And so another year has
come to pass in the Thailand Wildlife/Kaeng Krachan Project. It’s been another great year full of surprises and of course the inevitable equipment failures. It is maybe apt that the end has arrived in the rainy season when the weather does its worst to kill off equipment.
The elements and the inherent dampness of the forest have taken their toll again and there is a host of dead camera and video equipment this year. Equipment that was holding on, finally gave way to the elements. Indeed, on our last visit to review the sets we had 4 failed cameras and the very last of our Bushnell video cameras had finally given in to the torrential forest downpours it had successfully endured for so long.
Our strategy in 2015 had been to concentrate in small pockets of forest supported by Park Chief Khun Kamol Nuanyai's fantastic research team.
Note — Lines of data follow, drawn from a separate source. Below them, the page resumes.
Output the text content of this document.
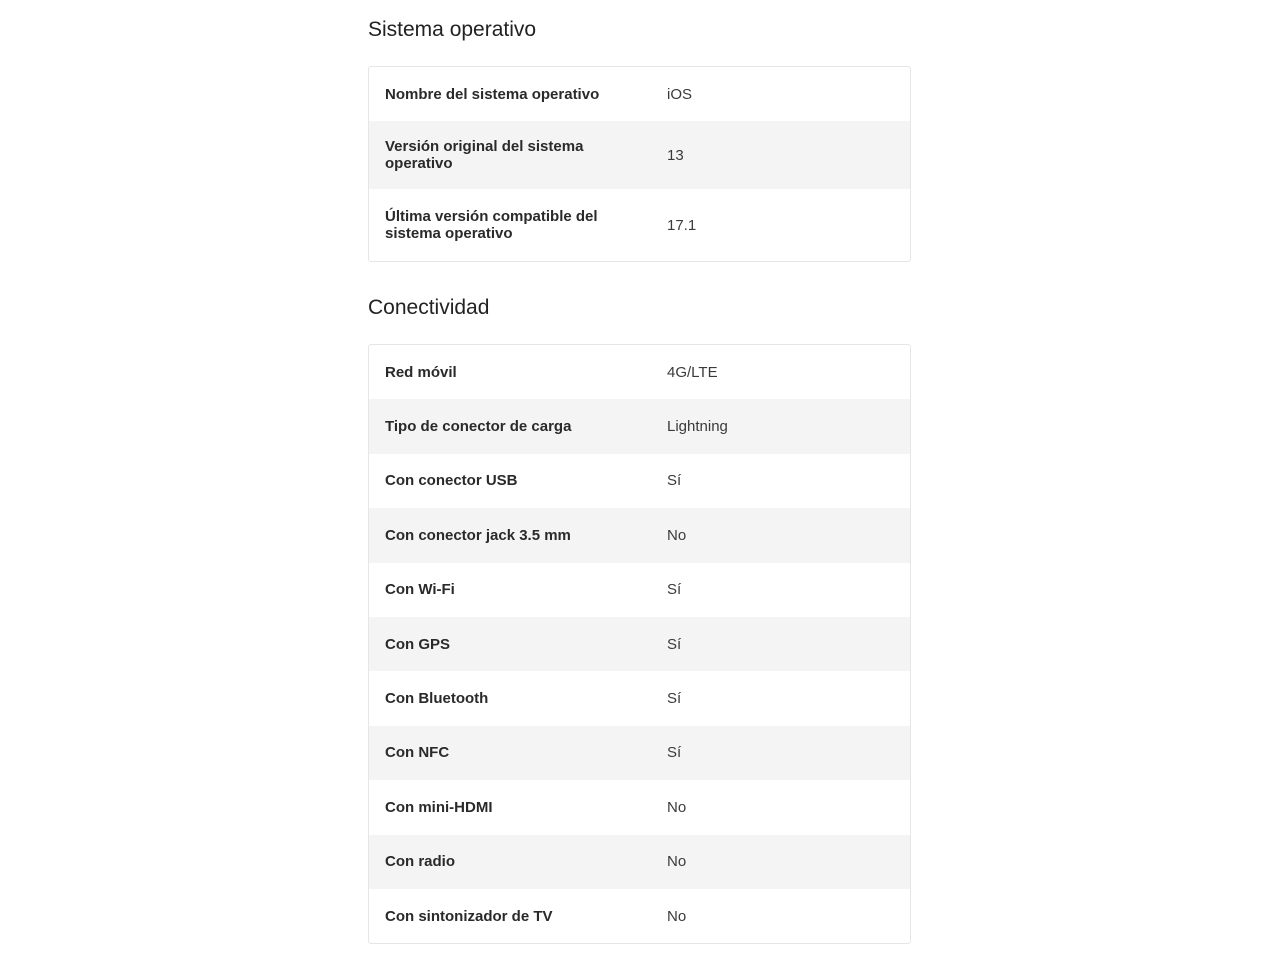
Sistema operativo
Nombre del sistema operativo	iOS
Versión original del sistema operativo	13
Última versión compatible del sistema operativo	17.1
Conectividad
Red móvil	4G/LTE
Tipo de conector de carga	Lightning
Con conector USB	Sí
Con conector jack 3.5 mm	No
Con Wi-Fi	Sí
Con GPS	Sí
Con Bluetooth	Sí
Con NFC	Sí
Con mini-HDMI	No
Con radio	No
Con sintonizador de TV	No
Allowing time for the transitory and range species to hopefully join the localized species in front of the camera sets. Gaining more understanding of specific species behavior to better understand how to develop our camera placement in the future. All the time increasing the species captures and providing usable images to the Department of National Parks for their publications.
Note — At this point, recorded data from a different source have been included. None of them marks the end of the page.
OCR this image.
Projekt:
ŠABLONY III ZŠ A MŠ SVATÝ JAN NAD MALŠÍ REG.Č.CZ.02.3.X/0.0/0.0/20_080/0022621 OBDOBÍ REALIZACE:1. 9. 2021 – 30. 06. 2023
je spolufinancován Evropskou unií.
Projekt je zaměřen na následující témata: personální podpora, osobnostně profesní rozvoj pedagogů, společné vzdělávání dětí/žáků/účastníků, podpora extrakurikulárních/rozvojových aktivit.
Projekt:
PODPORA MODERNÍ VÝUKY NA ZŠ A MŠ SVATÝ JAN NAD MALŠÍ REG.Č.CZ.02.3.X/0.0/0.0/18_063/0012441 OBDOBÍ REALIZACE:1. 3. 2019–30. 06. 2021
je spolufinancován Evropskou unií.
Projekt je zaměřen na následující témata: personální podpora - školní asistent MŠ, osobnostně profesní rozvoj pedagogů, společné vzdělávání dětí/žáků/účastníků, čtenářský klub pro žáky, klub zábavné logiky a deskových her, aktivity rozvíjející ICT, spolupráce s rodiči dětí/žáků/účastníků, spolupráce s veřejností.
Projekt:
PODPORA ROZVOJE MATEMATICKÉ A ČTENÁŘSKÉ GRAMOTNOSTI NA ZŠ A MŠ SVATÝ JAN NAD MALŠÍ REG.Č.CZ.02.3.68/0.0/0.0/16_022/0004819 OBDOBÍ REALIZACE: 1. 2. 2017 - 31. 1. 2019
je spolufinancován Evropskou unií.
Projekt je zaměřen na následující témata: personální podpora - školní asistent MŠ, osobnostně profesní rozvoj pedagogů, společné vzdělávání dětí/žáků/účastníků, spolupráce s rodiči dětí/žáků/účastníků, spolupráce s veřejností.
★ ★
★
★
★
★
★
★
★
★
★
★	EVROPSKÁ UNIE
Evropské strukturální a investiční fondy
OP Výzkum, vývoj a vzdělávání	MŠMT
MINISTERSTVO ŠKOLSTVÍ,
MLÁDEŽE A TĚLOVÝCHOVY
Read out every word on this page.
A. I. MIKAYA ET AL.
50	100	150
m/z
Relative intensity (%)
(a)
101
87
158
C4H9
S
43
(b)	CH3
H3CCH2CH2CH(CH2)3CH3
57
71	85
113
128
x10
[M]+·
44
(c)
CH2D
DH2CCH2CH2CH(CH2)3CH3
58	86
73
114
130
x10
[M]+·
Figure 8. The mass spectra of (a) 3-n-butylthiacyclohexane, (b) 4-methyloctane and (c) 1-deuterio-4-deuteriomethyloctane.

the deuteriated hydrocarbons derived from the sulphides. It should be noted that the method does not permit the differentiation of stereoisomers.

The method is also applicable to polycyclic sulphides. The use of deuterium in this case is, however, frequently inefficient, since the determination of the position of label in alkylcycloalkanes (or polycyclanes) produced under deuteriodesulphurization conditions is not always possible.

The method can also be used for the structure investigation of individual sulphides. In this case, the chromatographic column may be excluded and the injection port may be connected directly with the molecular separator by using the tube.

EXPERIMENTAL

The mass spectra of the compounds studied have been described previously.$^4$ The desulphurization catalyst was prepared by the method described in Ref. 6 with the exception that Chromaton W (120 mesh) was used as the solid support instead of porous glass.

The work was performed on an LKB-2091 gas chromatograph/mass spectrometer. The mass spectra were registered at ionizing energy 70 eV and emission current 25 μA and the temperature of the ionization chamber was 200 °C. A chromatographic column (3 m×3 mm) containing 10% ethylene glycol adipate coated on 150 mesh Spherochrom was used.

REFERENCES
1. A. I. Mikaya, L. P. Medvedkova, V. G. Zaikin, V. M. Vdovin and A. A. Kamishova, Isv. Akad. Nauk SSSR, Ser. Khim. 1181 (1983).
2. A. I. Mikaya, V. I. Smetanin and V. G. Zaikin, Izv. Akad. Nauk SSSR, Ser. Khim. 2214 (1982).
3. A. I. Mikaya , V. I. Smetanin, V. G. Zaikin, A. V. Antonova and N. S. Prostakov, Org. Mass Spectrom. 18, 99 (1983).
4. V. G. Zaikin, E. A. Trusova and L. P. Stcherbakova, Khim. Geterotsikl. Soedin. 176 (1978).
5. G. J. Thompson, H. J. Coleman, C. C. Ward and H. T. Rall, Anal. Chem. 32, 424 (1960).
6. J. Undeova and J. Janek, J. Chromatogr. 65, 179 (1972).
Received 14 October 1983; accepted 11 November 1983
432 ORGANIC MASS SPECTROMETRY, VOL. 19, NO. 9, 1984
And indeed Kaeng Krachan has once again shown an amazing bio-diversity of cryptic forest life that habits even it's well visited locales. And as we close down the project, and start to prepare for our next wildlife photographic undertaking (which will surprise many), we are sharing a glimpse at one of the project deliverables. The hightlights of the awareness poster set for 2015:
Kaeng Krachan National Park (KKNP), and by definition the Kaeng Krachan Forest Complex (KKFC), have proven time and time again to be an area of incredible bio-diversity. A unique meeting place of four zoogeographical sub regions and four floristic provinces (Indo-Burmese or Himalayan, Indo-Malaysian, Annamatic, and Andamanese). Already an ASEAN Heritage Park, its uniqueness of habitat and bio-diversity in Thailand deserves it the right to World Heritage status. Indeed it has resided on the tentative list for World Heritage since 2011 and Thailand is strongly supporting its full recognition by the world body, as it truly deserves. The World Heritage Committee will consider the inclusion of the Kaeng Krachan Forest Complex as a World Heritage Site in 2016. We must but hope they do the right thing and recognize the true natural heritage is about the survival of the magnificent and unique fauna and flora of the Keang Krachan Forest Complex and should not be overshadowed by disparate political views concerning human encroachment.